Die sechste Bitte des Vaterunser führt zuweilen zu kritischen Nachfragen: Ist Gott etwa selbst verantwortlich dafür, dass wir uns in allen möglichen Fallstricken verfangen – und damit womöglich auch dafür, dass wir uns schuldig machen? Manch einer, der so fragt, wittert sogar ein entlastendes Argument, ähnlich jenem, dass Gott uns nun mal so geschaffen habe wie wir sind und sich deshalb nicht wundern dürfe, dass wir „Fehler machen“. Aber Gott würde doch nicht versuchen, uns irgendwie „reinzulegen“?

Prüfung und Probe

Zur Klärung kann beitragen, sich das im griechischen Originaltext des Neuen Testaments verwendete Wort für „Versuchung“ genauer anzusehen (1). Dabei wird schnell klar, dass es hier um eine „Prüfung“ oder „Erprobung“ mit offenem Ausgang geht, und nicht um ein Fallenstellen oder gar ein Verlocken zu bösem Handeln.

Wir werden nicht arglos in Versuchung geführt, nicht ahnungslos irregeleitet, nicht gegen unseren Willen vom rechten Weg abgebracht (2). Auch sind wir keine willenlosen, „ferngesteuerten“ Wesen, die gar keine eigenen Entscheidungen treffen können (3). Aber gerade weil wir vernunftbegabte Menschen sind, die Wert auf Freiheit und Selbstbestimmung legen, stehen wir in unserem Leben doch immer wieder in einer Bewährungssituation.

Freiheit der Entscheidung

Gott nimmt uns ernst und lässt uns die Freiheit der Entscheidung, aber es geht nicht nur um eine einmalige, grundsätzliche Entscheidung. Die meisten Menschen würden sicher „richtig“ entscheiden, wenn sie einmal klar zwischen Gut und Böse zu wählen hätten. In unserem Leben stehen wir aber immer wieder vor Entscheidungen, ganz konkreten, vielen kleinen, scheinbar unbedeutenden. Dabei steckt oft – im wahrsten Sinne des Wortes – der Teufel im Detail.

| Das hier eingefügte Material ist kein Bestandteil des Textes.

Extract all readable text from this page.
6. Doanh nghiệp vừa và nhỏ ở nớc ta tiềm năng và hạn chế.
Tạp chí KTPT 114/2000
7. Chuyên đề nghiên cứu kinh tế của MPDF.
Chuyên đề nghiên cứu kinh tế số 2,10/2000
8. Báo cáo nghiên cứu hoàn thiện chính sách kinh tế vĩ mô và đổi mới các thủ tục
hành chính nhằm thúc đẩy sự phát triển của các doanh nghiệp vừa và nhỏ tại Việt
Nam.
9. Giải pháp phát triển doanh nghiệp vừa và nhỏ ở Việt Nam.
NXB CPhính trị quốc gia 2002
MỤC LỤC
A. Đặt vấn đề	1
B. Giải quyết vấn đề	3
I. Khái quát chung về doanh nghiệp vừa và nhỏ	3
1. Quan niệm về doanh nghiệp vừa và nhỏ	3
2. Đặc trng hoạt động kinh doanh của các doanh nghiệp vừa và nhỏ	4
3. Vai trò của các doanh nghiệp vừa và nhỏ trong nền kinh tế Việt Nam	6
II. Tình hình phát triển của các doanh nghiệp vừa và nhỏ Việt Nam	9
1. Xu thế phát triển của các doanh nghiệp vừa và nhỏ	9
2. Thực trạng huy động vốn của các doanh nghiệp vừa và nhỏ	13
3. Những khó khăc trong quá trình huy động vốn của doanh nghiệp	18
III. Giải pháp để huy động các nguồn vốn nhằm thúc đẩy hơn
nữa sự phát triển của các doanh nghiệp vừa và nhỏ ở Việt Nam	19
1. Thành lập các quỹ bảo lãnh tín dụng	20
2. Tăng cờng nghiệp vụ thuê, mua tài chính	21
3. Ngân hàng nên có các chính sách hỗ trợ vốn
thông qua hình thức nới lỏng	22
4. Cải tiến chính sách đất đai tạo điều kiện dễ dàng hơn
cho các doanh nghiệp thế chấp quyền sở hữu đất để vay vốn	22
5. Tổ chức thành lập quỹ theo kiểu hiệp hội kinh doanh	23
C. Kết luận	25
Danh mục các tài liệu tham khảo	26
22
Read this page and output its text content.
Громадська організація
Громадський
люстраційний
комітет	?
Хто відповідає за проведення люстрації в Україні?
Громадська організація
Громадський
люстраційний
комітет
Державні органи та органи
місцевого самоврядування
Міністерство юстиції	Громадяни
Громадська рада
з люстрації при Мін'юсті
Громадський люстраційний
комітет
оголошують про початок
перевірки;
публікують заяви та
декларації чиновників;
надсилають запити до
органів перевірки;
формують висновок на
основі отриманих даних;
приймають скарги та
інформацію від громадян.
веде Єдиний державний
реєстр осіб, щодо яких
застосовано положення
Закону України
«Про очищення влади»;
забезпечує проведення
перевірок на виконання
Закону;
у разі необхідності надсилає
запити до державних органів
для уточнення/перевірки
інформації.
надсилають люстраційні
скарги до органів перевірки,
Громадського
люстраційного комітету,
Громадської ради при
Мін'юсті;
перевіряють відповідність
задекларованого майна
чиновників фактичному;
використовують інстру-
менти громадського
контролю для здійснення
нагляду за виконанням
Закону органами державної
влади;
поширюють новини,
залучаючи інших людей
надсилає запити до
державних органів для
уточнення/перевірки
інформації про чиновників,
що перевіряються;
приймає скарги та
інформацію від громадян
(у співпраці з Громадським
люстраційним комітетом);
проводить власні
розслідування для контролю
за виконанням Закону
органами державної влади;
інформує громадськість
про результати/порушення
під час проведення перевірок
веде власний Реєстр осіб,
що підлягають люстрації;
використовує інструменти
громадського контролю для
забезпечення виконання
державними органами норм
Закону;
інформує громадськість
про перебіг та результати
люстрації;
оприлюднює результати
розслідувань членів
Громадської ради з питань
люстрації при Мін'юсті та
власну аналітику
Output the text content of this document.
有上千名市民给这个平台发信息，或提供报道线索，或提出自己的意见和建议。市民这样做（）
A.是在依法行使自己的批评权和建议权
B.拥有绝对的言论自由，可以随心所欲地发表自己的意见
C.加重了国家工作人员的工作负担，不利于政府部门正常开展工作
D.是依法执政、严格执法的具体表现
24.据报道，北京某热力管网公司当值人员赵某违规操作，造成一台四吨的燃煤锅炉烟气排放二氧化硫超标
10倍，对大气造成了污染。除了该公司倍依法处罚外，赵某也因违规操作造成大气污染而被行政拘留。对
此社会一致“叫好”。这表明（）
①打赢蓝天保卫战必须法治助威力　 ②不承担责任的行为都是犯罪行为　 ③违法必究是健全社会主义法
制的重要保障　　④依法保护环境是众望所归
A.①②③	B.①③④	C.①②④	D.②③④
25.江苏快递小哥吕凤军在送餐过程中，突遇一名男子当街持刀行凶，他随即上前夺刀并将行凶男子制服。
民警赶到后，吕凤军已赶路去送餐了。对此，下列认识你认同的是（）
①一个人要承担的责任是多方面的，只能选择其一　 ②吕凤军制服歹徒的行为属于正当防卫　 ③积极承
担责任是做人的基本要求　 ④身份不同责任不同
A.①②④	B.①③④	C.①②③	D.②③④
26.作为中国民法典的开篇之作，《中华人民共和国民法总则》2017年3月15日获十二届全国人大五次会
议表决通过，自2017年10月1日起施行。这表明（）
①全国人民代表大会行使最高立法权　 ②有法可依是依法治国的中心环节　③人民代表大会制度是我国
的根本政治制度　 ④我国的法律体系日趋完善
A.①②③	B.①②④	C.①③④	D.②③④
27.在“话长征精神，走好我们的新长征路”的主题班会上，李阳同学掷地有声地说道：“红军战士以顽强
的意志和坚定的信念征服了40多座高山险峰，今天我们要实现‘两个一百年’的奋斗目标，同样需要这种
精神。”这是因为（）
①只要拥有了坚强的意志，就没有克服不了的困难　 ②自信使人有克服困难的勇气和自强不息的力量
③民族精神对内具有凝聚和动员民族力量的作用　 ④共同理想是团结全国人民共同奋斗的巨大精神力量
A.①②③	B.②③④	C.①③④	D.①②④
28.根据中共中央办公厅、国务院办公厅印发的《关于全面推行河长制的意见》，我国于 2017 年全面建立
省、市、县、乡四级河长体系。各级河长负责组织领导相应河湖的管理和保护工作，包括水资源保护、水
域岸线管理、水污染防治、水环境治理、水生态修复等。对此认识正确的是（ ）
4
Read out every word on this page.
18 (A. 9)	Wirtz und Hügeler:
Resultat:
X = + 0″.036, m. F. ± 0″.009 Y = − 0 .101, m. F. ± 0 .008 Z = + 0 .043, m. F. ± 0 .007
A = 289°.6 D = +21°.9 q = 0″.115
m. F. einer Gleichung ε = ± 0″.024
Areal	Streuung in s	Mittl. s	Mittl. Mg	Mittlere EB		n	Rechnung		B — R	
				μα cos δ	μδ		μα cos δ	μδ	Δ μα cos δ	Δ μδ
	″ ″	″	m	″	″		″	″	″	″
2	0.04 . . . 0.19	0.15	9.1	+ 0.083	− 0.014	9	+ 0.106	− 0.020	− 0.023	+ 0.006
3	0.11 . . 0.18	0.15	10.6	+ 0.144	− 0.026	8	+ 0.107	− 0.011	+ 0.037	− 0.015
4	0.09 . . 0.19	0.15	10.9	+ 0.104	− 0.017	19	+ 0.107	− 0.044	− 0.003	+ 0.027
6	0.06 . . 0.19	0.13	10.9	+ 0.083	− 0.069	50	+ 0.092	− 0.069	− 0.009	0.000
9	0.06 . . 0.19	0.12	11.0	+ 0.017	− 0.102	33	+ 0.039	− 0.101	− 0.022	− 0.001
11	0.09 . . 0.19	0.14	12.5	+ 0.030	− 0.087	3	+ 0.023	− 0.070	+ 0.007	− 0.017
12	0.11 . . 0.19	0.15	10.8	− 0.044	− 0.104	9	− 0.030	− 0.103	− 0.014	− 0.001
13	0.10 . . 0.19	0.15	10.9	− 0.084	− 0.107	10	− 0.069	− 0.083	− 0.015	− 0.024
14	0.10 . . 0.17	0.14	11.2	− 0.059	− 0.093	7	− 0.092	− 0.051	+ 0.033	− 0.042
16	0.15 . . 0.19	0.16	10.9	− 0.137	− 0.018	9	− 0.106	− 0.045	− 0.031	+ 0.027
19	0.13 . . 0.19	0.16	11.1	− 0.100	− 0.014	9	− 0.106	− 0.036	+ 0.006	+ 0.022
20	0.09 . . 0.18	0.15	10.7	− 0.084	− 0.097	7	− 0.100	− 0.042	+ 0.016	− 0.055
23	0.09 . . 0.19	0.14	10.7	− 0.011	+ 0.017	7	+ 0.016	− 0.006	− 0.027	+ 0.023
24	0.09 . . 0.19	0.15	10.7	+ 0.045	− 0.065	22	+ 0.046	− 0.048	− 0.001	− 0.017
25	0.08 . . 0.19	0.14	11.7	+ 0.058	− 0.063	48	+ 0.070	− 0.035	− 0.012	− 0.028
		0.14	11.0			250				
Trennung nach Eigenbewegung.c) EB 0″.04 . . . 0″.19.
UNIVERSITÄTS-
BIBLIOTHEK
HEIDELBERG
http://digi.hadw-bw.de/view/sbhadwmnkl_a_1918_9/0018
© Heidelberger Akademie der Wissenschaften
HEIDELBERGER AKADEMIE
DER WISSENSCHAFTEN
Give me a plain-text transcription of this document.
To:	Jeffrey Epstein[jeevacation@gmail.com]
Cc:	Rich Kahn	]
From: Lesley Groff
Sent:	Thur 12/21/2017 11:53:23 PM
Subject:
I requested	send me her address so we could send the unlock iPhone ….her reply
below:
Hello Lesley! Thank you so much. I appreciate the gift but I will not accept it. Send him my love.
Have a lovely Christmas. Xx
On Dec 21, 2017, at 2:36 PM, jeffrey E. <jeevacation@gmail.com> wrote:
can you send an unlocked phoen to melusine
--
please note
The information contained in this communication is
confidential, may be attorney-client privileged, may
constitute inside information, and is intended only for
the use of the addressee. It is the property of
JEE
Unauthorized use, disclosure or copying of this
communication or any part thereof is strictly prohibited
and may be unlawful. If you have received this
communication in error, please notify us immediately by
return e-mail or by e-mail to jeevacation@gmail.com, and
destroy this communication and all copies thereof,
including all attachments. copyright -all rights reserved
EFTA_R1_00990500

So erinnert uns die sechste Vaterunserbitte, jedes Mal wenn wir sie sprechen, an die Verantwortung, die in jeder unserer Entscheidungen steckt. Es liegt in unserer Hand, was wir damit machen. Eigentlich müsste das unserem Selbstverständnis als sich autonom fühlende Menschen schmeicheln, da uns doch Selbstbestimmung ein so hohes Gut ist. Aber bewähren müssen wir uns nicht nur in der Stunde des Erfolgs, sondern auch im Scheitern, in Not und Bedrängnis – wenn wir „versucht“ sein könnten, uns mit Mitteln selbst zu helfen, von denen wir wissen, dass sie unrecht sind.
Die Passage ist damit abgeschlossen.